Like many of us who read Herbert's novel in high school or college, Villeneuve's relationship with Dune began even earlier than that when he was a teenager. That's how long he had been dreaming of making this movie. Seeing his dream become a reality now is something he likened to la petite mort, that French phrase, meaning "the little death," which we've borrowed into English, much like Villeneuve's filmmaking.

The Oxford English Dictionary (via Wikipedia) defines la petit mort as "the sensation of post-orgasm as likened to death." It's like that meme, "Yeah, sex is cool, but ... [have you ever tried making a movie?]" As Villeneuve put it:

"There are deep pleasures when there are images that you're able to achieve that are close to what you had in mind as a teenager; then it's orgasmic. But the failures are very difficult, because you disappoint the teenager in yourself. As Hans Zimmer [who has scored Dune] pointed out, it's very dangerous to try to reach one of your oldest dreams."

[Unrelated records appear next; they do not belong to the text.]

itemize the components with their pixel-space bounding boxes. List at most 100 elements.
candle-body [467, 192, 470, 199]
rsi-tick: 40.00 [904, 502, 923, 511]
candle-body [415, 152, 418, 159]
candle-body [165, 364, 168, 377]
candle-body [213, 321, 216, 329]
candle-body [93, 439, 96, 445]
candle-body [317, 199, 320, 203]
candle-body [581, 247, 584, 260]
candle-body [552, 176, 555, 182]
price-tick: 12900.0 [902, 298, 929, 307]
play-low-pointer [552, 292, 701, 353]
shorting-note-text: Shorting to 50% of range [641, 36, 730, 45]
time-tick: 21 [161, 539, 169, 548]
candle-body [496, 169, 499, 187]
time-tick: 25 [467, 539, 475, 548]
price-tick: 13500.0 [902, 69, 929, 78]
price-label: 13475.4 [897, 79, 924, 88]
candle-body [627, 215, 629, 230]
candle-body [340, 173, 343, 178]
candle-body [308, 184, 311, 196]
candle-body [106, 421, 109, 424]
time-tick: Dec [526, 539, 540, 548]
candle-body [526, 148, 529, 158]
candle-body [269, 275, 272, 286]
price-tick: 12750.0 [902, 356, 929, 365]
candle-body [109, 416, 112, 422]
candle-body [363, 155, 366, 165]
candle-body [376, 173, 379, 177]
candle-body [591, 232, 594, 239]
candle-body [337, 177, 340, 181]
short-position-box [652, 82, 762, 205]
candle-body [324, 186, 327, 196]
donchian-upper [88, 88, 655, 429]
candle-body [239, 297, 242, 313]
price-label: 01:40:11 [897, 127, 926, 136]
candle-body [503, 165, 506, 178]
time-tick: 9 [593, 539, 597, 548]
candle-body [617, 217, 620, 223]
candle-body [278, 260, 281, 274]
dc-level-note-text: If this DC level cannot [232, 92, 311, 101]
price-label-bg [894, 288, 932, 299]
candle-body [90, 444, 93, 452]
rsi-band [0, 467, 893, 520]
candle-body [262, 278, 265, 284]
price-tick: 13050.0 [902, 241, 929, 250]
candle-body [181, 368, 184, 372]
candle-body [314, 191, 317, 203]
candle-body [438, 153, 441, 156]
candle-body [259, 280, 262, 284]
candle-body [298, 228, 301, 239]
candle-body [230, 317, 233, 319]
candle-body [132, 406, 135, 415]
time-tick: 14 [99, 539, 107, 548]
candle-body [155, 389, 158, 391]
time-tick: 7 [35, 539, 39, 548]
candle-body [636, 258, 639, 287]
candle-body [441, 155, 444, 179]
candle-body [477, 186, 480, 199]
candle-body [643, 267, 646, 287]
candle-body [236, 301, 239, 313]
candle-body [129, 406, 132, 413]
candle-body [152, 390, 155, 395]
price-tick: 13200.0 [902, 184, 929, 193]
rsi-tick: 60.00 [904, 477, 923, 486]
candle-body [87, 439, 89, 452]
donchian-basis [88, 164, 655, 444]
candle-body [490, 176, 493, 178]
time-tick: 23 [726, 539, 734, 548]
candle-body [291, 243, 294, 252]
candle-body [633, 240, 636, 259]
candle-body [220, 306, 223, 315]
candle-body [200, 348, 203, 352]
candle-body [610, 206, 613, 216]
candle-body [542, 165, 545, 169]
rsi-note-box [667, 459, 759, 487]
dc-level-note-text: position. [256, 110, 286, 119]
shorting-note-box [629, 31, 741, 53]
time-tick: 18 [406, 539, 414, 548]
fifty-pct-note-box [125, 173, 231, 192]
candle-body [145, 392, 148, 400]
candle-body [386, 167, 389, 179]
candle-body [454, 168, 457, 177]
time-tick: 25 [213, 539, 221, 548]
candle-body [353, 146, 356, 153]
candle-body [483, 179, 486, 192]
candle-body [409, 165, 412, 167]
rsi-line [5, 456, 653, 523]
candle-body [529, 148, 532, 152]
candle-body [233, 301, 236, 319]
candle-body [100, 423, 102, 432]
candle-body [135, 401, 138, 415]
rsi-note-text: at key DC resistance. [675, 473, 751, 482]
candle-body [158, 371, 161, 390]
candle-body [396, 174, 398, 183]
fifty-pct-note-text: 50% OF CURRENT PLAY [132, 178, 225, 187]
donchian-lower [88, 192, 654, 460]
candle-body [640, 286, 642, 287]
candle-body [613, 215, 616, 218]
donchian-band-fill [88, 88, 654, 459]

He also said, "I have some kind of a self-destructive device inside me to take projects that are out of my reach." With Dune, he was inspired to overcome this by Herbert's famous book quote: "I must not fear. Fear is the mind-killer. Fear is the little-death that brings total obliteration. I will face my fear."

We'll soon be facing Dune in theaters and on HBO Max. Timothée Chalamet leads a stacked ensemble cast, but if and when we see a sequel adapting the book's second half (and Villeneuve is optimistic that we will), Zendaya's character may become the new protagonist. In the meantime, with a release date of October 1, 2021, this first movie is no longer so far out of reach.